Ayda’s own workouts of choice – walking, yoga, Pilates, weights and resistance training – are far from the intensity of her high-school-athlete and 20-something self, when she championed high-octane, Barry’s Bootcamp-style fitness. “I hit it so hard in my twenties that now my body’s like, guess what? It’s time for you to cash that check. I was saying yesterday, I can’t remember the last time my body didn’t hurt. I wonder what that day was: the last day I was ever gonna feel good. Was it 36? Was it 35?!” She’s on a roll, gesticulating energetically as she imagines this. “If I’d known, I would have jumped off things, I would have done a parkour course. I would have started skateboarding!”
A frozen shoulder has halted a lot of her exercise in its tracks but, with typical optimism, “I keep telling myself, if I can get one per cent more mobility a day then in 100 days, I’m there. My body has taught me some lessons. ‘We need to be one. We are the same person’.” Much of what Field Williams says about her body getting older and adapting to its changing needs resonates with me and will, too, with her audience. “I think it’s about navigating your own evolution and listening to yourself – in my twenties I didn’t even hear the voice – and that’s the joy of getting older. There have to be some pluses, right? It’s certainly not the joint pain or the wrinkles!”
Walking is something Field Williams loves and living right next to Holland Park means she and her family spend a lot of time there. She’s so sincere and enthusiastic that the cynical Brit in me is fully taken in by the LA-ism: “I’m very blessed”. She namechecks Belvedere restaurant as a hidden gem. “They’ve done such a beautiful job remodelling and the interiors are beautiful. Amazing hand-cut chips and a great go-to, especially in the summertime.” She’s a member of Mayfair’s Maison Estelle (“I geek out over the interiors. It’s just so beautiful”) and has recently discovered the incredible sushi at The Araki. “I took Rob and it blew my mind. I’ve not been to Japan and it’s the closest I imagine you can get to being in a sushi restaurant in Japan. Totally intimate, and the art of it was unbelievable.”
Self-confessed foodie, Field Williams has spent a great deal of time in both LA and London, so she is certainly qualified to state the following with confidence: “Ten to 15 years ago, I would have said the food in LA is way better than London. Now I think the food is better in London than it is in LA. What I love is the discovery; there are always new restaurants opening up in London and foods I haven’t ever tried before.

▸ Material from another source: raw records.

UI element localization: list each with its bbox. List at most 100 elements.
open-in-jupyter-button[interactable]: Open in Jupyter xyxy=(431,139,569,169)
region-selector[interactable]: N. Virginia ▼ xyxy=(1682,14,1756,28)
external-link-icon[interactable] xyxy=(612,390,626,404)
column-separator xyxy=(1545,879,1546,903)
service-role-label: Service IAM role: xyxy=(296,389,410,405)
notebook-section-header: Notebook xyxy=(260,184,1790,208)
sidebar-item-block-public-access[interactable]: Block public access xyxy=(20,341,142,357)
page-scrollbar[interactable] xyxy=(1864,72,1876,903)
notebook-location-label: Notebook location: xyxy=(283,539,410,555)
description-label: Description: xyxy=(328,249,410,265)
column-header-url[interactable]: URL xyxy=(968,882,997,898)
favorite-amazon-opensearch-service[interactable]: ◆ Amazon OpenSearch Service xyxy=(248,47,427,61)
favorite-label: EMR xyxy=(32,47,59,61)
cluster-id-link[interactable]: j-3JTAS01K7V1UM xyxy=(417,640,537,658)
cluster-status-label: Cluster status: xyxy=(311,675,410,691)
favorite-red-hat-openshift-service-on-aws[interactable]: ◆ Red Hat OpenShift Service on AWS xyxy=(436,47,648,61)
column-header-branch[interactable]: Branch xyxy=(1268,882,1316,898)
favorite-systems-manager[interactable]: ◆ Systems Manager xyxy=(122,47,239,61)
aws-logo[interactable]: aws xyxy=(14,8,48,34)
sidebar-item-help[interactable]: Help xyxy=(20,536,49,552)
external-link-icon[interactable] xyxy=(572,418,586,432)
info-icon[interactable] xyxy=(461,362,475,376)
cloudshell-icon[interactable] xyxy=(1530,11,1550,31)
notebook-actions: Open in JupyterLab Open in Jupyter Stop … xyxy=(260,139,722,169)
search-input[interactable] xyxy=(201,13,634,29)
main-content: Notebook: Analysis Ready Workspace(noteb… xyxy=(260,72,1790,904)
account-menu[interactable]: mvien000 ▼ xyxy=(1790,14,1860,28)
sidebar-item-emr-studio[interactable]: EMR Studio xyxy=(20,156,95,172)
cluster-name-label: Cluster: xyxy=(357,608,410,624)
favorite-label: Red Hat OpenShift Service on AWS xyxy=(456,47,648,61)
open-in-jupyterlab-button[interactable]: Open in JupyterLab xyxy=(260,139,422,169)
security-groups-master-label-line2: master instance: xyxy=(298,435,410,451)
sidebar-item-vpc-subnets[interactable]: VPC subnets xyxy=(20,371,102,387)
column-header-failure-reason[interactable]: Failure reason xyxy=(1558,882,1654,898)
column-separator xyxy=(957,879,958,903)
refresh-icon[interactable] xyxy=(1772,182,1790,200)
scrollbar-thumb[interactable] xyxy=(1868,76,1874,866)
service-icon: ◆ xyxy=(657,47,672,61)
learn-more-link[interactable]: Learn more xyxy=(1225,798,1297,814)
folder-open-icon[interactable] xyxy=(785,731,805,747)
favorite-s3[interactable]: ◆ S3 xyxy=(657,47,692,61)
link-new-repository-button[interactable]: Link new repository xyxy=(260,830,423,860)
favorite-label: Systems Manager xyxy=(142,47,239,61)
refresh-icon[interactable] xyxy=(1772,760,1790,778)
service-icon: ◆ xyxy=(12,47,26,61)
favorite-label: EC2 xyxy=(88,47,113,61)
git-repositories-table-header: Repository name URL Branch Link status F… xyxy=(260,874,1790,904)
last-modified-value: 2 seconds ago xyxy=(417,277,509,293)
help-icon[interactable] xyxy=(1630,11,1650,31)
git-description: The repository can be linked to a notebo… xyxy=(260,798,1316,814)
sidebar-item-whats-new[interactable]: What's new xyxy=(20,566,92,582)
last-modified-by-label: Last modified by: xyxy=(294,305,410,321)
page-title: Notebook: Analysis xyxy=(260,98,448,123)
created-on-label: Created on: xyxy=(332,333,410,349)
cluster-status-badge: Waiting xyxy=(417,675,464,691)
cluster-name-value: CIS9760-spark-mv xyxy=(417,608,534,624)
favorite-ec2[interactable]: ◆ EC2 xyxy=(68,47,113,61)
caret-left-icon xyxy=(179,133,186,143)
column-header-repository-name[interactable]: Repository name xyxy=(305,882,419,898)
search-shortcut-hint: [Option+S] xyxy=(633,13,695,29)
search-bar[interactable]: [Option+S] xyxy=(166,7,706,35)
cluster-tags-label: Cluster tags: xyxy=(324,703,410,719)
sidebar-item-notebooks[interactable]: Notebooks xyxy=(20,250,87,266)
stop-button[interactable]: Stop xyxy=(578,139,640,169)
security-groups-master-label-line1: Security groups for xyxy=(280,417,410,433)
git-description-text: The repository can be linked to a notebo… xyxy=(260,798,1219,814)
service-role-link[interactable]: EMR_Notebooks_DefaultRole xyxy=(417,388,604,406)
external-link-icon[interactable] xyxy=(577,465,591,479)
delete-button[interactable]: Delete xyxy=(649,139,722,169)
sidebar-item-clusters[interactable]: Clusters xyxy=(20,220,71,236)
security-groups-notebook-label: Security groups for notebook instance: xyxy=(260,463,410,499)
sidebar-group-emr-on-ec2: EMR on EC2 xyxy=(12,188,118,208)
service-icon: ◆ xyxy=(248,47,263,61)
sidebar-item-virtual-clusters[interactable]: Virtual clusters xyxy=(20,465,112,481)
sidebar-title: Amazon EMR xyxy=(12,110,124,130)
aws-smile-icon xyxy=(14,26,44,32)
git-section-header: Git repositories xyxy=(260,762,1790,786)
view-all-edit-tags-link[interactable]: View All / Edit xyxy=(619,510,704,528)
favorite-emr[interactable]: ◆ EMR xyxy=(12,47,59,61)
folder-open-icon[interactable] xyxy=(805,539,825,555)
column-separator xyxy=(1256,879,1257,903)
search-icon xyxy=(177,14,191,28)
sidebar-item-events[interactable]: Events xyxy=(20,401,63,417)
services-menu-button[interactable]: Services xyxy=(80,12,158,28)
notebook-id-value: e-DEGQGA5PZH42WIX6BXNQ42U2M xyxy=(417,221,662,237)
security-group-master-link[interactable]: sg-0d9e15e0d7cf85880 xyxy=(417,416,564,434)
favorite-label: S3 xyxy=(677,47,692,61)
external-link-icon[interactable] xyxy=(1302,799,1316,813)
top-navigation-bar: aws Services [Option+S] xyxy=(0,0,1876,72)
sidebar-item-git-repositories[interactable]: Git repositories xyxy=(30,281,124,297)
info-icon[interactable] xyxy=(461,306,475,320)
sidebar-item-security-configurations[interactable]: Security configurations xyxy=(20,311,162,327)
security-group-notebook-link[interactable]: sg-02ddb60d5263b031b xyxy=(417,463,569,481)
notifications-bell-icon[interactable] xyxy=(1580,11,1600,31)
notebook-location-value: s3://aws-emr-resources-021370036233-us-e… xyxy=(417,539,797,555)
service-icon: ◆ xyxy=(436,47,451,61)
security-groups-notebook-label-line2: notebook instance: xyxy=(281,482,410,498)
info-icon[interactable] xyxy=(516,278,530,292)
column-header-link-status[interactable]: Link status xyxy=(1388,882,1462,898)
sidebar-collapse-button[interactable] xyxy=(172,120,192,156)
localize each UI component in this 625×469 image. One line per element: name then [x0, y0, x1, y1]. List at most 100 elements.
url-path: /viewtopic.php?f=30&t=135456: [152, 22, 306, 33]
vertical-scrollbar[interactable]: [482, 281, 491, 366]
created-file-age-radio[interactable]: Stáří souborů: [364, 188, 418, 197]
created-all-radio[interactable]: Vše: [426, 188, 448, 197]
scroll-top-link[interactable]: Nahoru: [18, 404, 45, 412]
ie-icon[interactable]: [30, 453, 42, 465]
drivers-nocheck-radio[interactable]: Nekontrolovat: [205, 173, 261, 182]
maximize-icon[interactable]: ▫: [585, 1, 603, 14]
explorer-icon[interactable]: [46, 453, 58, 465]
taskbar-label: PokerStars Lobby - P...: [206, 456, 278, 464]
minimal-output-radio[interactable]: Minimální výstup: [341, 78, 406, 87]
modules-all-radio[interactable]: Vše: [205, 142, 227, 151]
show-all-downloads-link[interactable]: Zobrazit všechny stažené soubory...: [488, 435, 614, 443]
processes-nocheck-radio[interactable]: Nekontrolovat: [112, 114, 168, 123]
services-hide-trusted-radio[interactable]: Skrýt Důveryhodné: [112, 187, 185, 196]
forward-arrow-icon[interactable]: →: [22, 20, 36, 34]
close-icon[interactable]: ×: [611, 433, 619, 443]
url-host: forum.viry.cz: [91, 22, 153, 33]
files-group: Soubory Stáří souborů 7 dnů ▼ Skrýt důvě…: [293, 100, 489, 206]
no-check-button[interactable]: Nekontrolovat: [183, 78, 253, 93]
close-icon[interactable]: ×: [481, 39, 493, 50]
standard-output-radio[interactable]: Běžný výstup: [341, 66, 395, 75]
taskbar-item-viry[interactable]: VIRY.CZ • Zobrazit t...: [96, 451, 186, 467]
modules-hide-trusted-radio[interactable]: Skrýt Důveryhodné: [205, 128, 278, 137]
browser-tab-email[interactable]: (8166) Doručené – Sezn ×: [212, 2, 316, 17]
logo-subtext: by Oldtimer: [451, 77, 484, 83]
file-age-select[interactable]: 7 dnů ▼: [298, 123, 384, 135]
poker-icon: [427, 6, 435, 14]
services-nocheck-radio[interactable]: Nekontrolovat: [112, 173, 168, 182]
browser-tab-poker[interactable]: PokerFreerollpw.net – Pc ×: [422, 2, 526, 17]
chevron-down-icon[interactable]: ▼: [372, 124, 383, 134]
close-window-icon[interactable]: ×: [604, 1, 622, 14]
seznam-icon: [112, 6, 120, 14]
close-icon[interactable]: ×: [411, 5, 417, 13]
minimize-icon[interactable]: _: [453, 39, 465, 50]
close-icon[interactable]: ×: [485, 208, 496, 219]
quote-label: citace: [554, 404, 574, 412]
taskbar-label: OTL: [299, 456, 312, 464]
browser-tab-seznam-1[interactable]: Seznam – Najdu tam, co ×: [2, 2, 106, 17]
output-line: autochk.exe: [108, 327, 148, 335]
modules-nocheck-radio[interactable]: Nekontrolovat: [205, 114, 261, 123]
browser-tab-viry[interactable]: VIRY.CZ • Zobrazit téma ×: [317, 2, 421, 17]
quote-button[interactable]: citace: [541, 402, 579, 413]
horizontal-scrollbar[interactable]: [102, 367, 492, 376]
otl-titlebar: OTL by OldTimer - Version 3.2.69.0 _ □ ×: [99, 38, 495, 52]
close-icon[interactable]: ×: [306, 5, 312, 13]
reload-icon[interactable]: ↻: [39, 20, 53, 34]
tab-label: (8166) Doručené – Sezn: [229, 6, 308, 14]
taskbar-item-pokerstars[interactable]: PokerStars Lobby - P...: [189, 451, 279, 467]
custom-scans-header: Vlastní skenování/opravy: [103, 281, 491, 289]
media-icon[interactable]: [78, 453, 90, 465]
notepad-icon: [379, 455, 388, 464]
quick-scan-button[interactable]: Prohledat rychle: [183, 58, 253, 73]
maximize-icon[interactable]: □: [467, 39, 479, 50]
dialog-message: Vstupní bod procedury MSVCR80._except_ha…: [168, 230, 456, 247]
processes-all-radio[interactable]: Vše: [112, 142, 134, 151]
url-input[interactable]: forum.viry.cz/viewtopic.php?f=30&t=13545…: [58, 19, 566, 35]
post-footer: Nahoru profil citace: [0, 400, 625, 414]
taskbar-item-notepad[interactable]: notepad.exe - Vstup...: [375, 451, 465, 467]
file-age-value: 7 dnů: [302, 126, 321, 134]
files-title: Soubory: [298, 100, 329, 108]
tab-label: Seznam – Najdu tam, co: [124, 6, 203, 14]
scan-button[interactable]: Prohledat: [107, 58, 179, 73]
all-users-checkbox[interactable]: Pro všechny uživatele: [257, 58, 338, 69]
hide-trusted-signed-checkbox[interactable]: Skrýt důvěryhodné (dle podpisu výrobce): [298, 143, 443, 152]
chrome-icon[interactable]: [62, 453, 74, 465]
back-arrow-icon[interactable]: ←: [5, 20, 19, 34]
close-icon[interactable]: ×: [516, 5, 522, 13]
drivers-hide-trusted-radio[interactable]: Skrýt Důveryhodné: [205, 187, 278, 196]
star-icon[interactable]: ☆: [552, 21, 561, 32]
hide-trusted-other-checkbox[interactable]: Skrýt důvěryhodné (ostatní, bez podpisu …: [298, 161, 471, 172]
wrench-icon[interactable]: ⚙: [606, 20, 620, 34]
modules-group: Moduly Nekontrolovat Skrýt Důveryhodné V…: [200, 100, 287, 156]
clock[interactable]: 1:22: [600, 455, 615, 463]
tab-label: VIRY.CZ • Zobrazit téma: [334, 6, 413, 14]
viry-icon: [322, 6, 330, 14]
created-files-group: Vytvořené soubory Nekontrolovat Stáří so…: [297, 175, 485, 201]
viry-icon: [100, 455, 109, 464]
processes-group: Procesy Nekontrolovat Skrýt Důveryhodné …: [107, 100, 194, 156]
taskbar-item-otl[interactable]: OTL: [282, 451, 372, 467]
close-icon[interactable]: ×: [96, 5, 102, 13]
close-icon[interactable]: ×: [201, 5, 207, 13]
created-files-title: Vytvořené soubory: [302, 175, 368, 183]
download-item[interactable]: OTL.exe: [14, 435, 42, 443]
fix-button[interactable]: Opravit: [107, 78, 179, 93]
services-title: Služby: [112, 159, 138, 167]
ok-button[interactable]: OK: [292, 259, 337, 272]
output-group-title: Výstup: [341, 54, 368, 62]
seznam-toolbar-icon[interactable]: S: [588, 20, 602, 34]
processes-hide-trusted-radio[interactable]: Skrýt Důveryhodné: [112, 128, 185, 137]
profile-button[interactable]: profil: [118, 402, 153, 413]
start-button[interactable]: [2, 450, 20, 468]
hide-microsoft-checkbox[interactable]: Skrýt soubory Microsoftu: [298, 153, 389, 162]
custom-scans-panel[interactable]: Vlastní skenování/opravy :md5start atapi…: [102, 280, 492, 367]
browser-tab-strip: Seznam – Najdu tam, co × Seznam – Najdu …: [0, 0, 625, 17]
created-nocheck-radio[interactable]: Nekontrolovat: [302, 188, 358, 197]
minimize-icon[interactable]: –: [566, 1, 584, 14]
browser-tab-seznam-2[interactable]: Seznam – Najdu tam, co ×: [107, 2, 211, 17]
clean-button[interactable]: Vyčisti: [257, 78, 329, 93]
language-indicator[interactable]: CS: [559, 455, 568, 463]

There’s more innovation; here I’m having more ‘oohs’ and ‘ahhs’ when I’m eating.” Praise indeed.
As we wrap up, I find out Field Williams will appear on British daytime TV in the coming days. Will she be wearing her activewear? “I should! I’d love to wear my après-ski sweater. The only problem is that it does say ‘F*cking Fantastic’.” She takes the briefest pause to consider if she’d get away with it, launching straight into: “I’m married to a northerner and he says words that I think are PC. I remember twice getting in trouble for saying ‘it’s p*ssing down’ about the weather and they were like [gasp] and I had to apologise. I don’t think ‘F*cking Fantastic’ will make the edit…”
For now? “I haven’t decided if I want to go pass out [asleep] or go outside to catch this blue sky because it might not be here in 20 minutes.” And that’s how she rolls. I’d bet on the latter.